Eu engoli em seco e disse, tentando aliviar a tensão:
-Vou fazer a vigia.
Levantei e fui em direção à porta. Parei quando ouvi a Vany dizer:
-Depois eu falo com você.
Eu saí do quarto, sem poder deixar de notar o quanto a Vany parecia minha mãe quando falava assim. Preocupado, fui para o segundo andar da casa, onde um par de binóculos me aguardava para a vigia. Enquanto acompanhava o movimento débil de ocasionais zumbis sem muito interesse, comecei a me preocupar mais e mais com o jeito que a Vany falou que precisava falar comigo. "Depois eu falo com você." Boa coisa não podia ser.
Pouco tempo depois, ouvi uma batida na porta que levava às escadas. A porta se abriu e a Vany me chamou enquanto eu tirava o binóculo do pescoço. No quarto, que ficava longe do quarto da criança (do outro lado do corredor), ela disse:
-O que está acontecendo com você?
Eu, meio que por reflexo, disse:
-Como assim?
Ela respondeu:
-Esse não é o Hugo que eu conhecia. Você mudou. O Hugo por quem me apaixonei teria feito qualquer coisa para alegrar ela. Cadê a sua compaixão? Ela é uma criança, pelo amor de Deus! Você não pode agir assim com ela! O que foi que aconteceu?
Eu, irritadíssimo, respondi:
-O que aconteceu? Essa porra toda aconteceu! Os zumbis aconteceram! Essas frescuras de vocês têm que parar, isso sim! Histórinha pra dormir, no meio de uma invasão de zumbis?! E você, chorando toda a vez que vê um cadáver?! Porra, isso é perda de tempo. Eu tô pensando numa maneira de sair daqui, de nos salvar, e você vem me falar sobre delicadeza?! No meio de uma invasão de zumbis?!
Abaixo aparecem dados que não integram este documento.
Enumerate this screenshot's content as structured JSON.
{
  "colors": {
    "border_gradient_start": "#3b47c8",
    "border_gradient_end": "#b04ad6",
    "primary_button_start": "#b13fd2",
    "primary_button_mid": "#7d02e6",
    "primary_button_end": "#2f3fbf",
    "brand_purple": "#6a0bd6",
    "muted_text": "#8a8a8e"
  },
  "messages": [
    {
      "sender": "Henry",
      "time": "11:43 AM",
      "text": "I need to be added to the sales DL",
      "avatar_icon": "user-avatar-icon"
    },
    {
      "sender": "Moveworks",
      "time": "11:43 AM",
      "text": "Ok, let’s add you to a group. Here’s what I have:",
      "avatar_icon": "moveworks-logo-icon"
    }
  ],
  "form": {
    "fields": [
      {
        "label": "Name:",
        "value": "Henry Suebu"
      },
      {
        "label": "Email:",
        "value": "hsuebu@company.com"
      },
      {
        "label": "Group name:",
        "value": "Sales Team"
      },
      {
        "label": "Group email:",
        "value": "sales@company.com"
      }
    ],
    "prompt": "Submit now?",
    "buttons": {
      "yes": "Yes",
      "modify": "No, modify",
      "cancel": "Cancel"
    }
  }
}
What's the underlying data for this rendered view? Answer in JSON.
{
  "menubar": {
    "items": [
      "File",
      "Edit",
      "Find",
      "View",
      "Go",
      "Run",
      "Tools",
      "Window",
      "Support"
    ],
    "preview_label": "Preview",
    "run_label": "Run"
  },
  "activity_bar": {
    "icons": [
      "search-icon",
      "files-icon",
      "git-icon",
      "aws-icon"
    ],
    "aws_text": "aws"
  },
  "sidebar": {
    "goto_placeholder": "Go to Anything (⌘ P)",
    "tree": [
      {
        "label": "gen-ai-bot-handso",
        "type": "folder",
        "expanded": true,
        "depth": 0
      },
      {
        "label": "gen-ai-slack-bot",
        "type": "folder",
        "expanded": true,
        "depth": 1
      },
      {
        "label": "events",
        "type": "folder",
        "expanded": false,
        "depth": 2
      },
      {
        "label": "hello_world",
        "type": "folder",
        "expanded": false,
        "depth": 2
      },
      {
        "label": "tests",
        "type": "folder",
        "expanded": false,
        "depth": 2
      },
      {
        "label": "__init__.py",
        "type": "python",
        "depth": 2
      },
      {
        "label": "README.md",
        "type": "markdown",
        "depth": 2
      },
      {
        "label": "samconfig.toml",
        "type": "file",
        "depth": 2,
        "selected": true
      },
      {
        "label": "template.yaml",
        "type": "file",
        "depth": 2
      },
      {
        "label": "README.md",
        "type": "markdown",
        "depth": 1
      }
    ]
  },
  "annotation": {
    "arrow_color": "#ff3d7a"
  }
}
-Uma coisa não exclui a outra!- Ela respondeu, chorando.- Eu não acredito que tô ouvindo isso! Eu não mudei! EU não mudei! Por que você tem que mudar?!
-Eu me adaptei à situação. Você devia começar a aceitar que as coisas não são mais como antes.- Esbravejei.
A Vany me olhou com os olhos vermelhos, tremendo. Ela disse:
-Como você pode ser tão frio? Como você pode ser assim?! Como você se aguenta assim?! Eu não tô mais falando com o Hugo. Eu não quero mais você. Não quero mais olhar pra você, não quero mais falar com você, não quero mais nada com você. Você conseguiu estragar a única coisa boa que tínhamos por aqui, Hugo. Parabéns.
Peguei meu travesseiro e fui para o sofá da casa. A raiva tinha passado, de repente. Me senti culpado. Será que eu tinha sido duro demais? Será que eu estava errado? Não sei. Eu sei que queria muito, mais do que tudo, sobreviver a tudo isso. Durante uma invasão de zumbis, não se pode ter o luxo de amar. É preciso estar focado na sobrevivência, sempre. É o mais importante, não importa o preço. Agora, enquanto escrevo, percebo o quanto estava errado.